4.3.1. Kwaliteitsaspect 1 – Aanbod
Onderzoekscriterium 1
Het aanbod bereidt de leerlingen voor op het vervolgonderwijs en de samenleving.
De beoordeling of het aanbod leerlingen voorbereidt op voortgezet vervolgonderwijs
vindt plaats aan de hand van vijf subcriteria:
-
1.1 Het aanbod Nederlandse taal is dekkend voor de kerndoelen;
-
1.2 Het aanbod rekenen en wiskunde is dekkend voor de kerndoelen;
-
1.3 De school neemt de referentieniveaus voor Nederlandse taal en rekenen als uitgangspunt;
-
1.4 De leerbronnen waarborgen een breed vormingsaanbod, gericht op een veelzijdige ontwikkeling,
en deze zijn dekkend voor de kerndoelen;
-
1.5 De leerbronnen zijn afgestemd op de onderwijsbehoeften van (individuele) leerlingen;
-
1.6 Het onderwijs bevordert actief burgerschap en sociale cohesie op doelgerichte, samenhangende
en herkenbare wijze, richt zich onder andere op het bijbrengen van respect voor en
kennis van de basiswaarden en het ontwikkelen van sociale en maatschappelijke competenties
en het bijbrengen van kennis over en respect voor verschillen in godsdienst.
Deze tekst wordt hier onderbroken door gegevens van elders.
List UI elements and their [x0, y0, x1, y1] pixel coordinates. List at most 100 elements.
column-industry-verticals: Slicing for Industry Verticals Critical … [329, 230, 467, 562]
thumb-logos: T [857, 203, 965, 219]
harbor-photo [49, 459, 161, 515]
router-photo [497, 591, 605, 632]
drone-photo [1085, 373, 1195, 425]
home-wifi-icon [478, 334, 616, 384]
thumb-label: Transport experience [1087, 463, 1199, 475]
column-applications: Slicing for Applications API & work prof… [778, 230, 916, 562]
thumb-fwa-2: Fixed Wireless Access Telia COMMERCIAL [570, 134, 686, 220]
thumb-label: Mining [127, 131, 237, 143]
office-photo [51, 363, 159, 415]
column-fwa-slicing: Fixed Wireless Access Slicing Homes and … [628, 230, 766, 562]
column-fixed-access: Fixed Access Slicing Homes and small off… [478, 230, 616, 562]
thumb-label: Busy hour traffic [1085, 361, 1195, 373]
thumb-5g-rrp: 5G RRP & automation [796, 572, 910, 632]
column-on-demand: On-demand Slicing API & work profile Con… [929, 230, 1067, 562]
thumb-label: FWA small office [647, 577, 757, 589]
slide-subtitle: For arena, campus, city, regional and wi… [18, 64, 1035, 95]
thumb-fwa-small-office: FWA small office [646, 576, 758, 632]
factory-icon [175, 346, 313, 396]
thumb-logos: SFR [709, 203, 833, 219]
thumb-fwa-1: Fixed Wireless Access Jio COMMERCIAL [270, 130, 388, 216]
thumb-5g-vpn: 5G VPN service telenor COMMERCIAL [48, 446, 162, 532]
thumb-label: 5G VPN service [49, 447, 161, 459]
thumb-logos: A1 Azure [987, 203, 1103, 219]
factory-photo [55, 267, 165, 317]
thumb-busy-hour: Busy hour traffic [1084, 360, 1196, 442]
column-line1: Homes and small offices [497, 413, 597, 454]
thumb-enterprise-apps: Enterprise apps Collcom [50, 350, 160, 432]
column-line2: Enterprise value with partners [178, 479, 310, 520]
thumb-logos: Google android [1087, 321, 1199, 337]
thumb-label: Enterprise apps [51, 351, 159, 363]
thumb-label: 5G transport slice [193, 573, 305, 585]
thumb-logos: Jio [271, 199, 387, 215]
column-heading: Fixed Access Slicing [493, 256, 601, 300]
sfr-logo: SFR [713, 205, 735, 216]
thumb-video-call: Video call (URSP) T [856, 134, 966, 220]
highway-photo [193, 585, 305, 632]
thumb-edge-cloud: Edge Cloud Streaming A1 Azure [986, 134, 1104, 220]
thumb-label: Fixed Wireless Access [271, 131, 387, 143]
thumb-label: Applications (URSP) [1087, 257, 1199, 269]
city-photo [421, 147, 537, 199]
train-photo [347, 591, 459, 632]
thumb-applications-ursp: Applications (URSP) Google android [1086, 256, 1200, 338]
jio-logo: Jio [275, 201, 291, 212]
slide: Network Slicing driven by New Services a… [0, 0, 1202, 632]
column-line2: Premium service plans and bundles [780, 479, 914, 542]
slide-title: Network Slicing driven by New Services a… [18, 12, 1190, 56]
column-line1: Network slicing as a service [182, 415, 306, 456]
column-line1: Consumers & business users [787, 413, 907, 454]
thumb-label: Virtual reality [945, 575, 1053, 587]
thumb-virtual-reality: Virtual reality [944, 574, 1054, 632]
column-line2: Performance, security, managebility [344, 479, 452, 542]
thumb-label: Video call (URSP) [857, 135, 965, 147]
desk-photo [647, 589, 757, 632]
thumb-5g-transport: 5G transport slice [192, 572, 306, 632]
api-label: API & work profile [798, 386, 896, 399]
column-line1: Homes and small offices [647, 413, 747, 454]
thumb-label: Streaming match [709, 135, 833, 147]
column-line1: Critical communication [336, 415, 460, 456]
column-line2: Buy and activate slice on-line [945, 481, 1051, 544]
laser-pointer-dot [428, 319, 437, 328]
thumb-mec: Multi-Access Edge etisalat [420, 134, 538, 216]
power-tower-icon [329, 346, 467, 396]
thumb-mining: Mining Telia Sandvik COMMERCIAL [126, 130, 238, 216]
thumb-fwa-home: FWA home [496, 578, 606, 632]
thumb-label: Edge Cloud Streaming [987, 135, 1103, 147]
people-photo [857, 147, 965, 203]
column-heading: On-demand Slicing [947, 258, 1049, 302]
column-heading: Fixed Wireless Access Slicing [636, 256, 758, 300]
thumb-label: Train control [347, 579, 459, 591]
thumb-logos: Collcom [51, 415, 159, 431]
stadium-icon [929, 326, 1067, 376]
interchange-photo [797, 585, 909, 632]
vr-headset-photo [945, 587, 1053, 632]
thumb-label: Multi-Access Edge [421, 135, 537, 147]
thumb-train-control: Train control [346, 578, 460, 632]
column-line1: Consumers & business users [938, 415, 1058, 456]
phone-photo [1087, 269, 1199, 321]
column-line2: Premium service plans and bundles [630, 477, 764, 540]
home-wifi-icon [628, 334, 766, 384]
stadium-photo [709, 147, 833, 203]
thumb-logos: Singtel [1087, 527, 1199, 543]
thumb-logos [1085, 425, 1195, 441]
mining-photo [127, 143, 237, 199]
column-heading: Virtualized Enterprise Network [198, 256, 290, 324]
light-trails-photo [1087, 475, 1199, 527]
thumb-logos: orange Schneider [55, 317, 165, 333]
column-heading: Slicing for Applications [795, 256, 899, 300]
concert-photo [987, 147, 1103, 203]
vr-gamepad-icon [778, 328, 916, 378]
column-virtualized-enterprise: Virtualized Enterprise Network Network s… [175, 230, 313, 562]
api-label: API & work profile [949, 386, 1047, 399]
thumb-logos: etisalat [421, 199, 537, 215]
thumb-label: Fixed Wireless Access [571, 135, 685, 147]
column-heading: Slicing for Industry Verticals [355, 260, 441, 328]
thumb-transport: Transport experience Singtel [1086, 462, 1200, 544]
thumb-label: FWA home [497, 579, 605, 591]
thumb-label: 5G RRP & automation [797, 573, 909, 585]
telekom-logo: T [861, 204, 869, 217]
Levensovertuiging,
politieke gezindheid, afkomst, geslacht, handicap of seksuele gerichtheid alsmede
de waarde dat gelijke gevallen gelijk behandeld worden.
Toelichting
Het bevoegd gezag moet kunnen waarborgen dat leerlingen een onderwijsprogramma kunnen
volgen dat hen voorbereidt op voortgezet vervolgonderwijs dat bij hen past (art. 2 WPO). De verworven kennis en vaardigheden moeten dan ook voldoende zijn om naar behoren
in dit vervolgonderwijs te kunnen functioneren. Dit geldt in het bijzonder voor de
basiscompetenties taalvaardigheid (lezen en schrijven) en rekenvaardigheid. Om een
doorgaande leerlijn te kunnen waarborgen moet het onderwijsprogramma dekkend zijn
voor de kerndoelen (art. 9, negende lid, WPO). Scholen hebben de ruimte om verschillende wegen te bewandelen om de kerndoelen
in de onderwijspraktijk voor zoveel mogelijk leerlingen te realiseren.
Om de kwaliteit van het aanbod op alle typen niet bekostigde scholen te kunnen beoordelen
gaat de inspectie na welke leerbronnen scholen beschikbaar stellen voor hun leerlingen.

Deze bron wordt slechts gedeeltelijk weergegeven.